O pedido de liberação das grávidas, segundo Rosana Parente, será enviado diretamente à presidente do Tribunal de Justiça do Estado, desembargadora Raimunda Gomes, com solicitação para que a magistrada agilize o julgamento, a fim de que as presas respondam seus processos em liberdade. Ela explica que é direito garantido em lei que as presas e os bebês tenham atendimento de saúde, independente dos crimes ou das penas que cumprem.

Além disso, a CPMI também recebeu informações de representantes do Conselho Estadual de Saúde e do Fórum de Mulheres da Amazônia que duas crianças (bebês) filhas de detentas do CRF estão em abrigos do Estado, mas sem nenhum contato com suas mães, o que também é desaconselhado pela legislação de execuções penais do País. Outra informação repassada na audiência é o fato de que uma jovem presa no município de Santa Izabel tem problemas de transtornos mentais, está grávida, sem atendimento psiquiátrico nem pré-natal.

Os parlamentares da CPMI, deputada Elcione Barbalho (PMDB), presidente e senadora Ana Rita (PT), relatora, receberam pedidos das entidades presentes à audiência pública para interceder junto ao TJE, governo estadual e Conselho Nacional de Justiça, a fim de que as políticas públicas sejam implantadas para melhorar a situação dos presídios femininos no Pará.

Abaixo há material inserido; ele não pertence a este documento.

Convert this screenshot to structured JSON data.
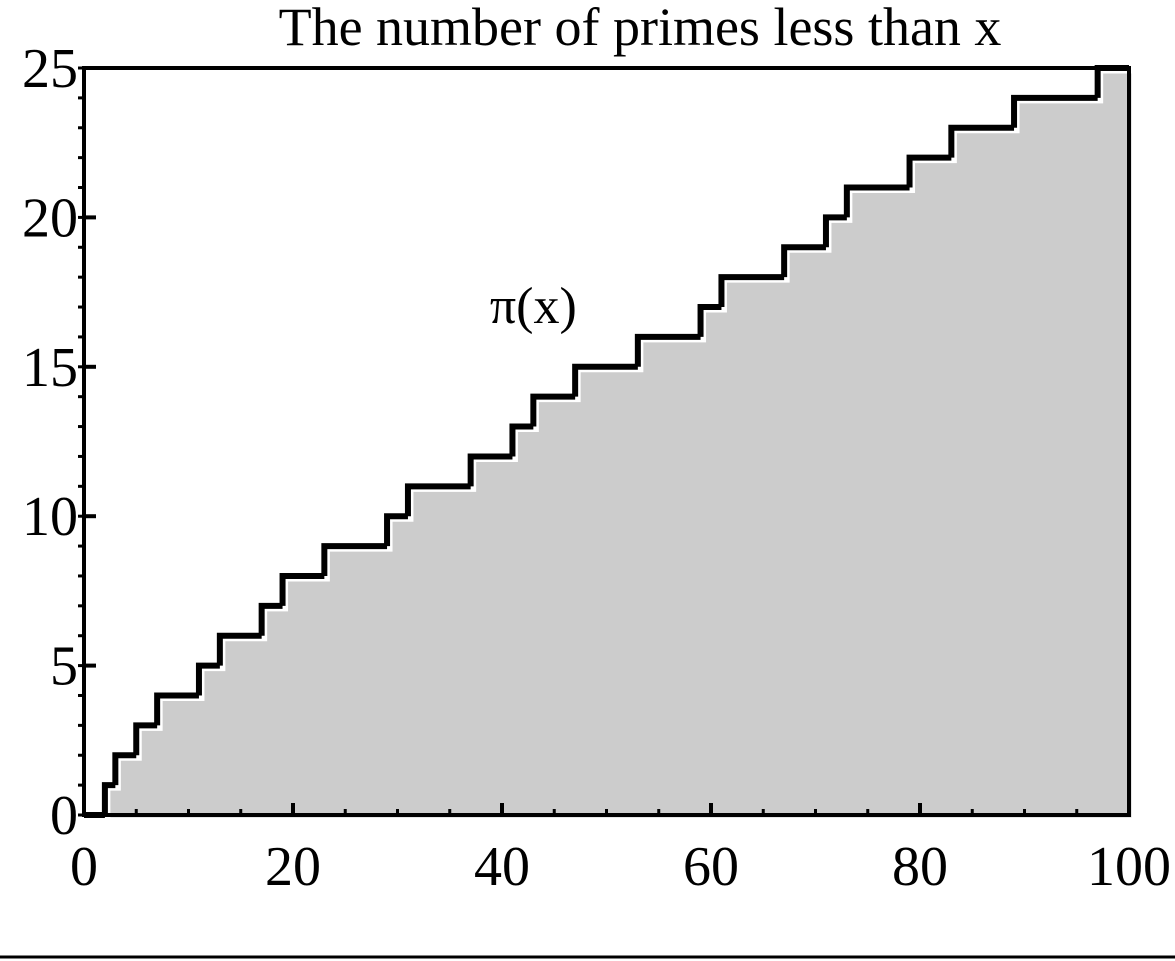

Os dados do Pará sobre a violência contra a mulher são extremamente preocupantes para a CPMI, cujo relatório será elaborado após as diligências que ainda serão realizadas nos Estados de Roraima e Ceará. No total foram visitados 15 Estados. Os membros da comissão reclamaram que os dirigentes dos órgãos estaduais convidados para audiência não compareceram, apenas mandaram representantes. A única dirigente estadual que compareceu e expôs o seu trabalho foi a secretária de Assistência Social, Tetê Santos.